Urban models, he argues, move according to needs. He gives the example of 19th century Paris. “There is an urbanism directly designed for security reasons: the great avenues of Paris were built because the army and the police could not work well in the revolution of 1848 (total, they were later planted by the revolution of 1871).
Pontevedra? “It was done with a lot of work and a lot of knowledge. A dense city, with social interaction. There was a current of opinion that it was to recover the cities as a center of socialization and not as a productive machine. That led to people leaving the cities, making them unlivable. And of course there is an ideology, not so much in relation to the left-right axis as if you defend a city that defends in its center small businesses or large stores, streets full of pedestrians or cars… ”.
Professor María Victoria Gómez recalls that utopia goes back a long time, and emphasizes: “ Tomás Moro imagines Utopia, Yes. And that perfect idea of how to see the world Tomás Moro materializes on an island. Something like Fourier’s phalansteries: to be happy, you have to have these certain physical characteristics and stay in an environment with certain characteristics.
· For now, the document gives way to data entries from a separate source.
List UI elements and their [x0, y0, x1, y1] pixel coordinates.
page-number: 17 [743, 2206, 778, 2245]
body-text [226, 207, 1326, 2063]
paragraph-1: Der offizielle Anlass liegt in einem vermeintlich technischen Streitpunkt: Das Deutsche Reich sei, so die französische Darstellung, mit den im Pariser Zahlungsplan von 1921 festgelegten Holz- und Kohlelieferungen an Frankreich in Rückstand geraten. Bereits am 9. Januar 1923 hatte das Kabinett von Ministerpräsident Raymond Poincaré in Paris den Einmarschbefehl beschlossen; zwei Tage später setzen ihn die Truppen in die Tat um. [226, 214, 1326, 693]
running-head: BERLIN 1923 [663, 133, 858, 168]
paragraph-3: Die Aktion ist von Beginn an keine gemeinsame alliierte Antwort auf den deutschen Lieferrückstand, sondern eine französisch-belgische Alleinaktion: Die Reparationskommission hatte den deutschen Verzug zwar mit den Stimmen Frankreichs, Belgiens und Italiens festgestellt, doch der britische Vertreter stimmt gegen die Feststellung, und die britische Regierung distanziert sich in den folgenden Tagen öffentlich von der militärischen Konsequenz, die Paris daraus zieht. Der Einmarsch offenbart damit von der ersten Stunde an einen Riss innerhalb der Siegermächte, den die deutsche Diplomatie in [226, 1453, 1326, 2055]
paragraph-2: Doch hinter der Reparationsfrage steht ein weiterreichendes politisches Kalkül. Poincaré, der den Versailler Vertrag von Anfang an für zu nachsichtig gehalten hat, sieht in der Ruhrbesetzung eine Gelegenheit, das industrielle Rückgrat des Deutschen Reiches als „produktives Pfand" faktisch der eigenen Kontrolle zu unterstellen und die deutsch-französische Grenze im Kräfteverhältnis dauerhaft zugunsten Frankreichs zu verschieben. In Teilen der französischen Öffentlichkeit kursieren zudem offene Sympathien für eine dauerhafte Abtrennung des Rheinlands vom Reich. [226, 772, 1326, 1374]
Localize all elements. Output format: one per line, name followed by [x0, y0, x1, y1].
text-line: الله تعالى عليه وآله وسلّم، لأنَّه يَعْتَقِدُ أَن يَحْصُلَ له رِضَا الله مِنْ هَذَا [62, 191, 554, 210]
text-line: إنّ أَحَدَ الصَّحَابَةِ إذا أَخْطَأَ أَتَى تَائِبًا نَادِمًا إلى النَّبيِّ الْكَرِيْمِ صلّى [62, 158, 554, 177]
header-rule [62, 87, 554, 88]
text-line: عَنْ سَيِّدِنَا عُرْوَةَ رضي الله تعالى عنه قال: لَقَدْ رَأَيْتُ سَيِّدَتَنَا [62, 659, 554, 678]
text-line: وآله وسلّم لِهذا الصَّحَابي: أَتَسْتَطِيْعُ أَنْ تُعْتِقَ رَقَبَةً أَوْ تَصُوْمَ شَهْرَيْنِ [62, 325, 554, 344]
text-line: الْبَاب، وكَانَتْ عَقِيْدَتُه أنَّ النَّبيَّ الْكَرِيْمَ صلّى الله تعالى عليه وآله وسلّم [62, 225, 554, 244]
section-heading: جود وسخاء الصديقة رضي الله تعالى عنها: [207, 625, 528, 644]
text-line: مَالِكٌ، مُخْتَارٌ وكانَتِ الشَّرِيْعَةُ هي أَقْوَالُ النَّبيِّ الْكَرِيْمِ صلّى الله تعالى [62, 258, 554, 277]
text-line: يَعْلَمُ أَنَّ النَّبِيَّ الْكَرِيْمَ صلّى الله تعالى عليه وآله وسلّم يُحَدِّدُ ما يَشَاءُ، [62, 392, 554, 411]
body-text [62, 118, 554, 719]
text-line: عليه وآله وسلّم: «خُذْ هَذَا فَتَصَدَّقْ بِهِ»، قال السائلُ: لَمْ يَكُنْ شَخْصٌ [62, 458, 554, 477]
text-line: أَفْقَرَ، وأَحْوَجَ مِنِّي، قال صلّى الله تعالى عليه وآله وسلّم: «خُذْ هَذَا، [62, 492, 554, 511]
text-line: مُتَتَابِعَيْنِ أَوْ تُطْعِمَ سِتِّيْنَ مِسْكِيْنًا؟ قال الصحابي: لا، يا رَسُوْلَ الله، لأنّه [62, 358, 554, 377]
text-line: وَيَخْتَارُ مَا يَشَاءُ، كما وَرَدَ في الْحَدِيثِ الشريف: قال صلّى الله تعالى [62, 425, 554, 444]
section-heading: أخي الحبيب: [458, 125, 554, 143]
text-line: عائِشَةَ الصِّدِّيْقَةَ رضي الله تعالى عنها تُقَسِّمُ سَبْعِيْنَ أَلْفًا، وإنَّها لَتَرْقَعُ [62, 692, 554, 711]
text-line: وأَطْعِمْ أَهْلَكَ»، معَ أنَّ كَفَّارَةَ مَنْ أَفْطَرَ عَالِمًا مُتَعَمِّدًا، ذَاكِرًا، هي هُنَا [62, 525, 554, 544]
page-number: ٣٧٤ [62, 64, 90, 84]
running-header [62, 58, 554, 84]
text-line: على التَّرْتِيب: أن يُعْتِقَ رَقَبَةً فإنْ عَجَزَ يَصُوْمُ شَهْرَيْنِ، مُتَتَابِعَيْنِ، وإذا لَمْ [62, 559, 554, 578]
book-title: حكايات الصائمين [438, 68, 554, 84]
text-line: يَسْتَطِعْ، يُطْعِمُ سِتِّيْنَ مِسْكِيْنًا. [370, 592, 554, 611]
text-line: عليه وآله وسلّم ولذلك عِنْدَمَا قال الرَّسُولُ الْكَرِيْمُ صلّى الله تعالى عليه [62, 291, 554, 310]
Anyway”.
In his essay , Jorge Dioni dissects the famous Ikea campaign: “Welcome to the independent republic of your home.” “Let’s go to the dodgy part”, says Dioni: “In a video about the genesis of the campaign, a person from the company pointed out that, after a study on the social importance of housing in Spain, they decided that the ideological base had to be the reconquest of the house as a refuge; the freedom of the home in the face of the dictatorship of the street, [publicist Toni Segarra, author of the ad] sentenced when sitting on a sofa. Pure Chicago School ”.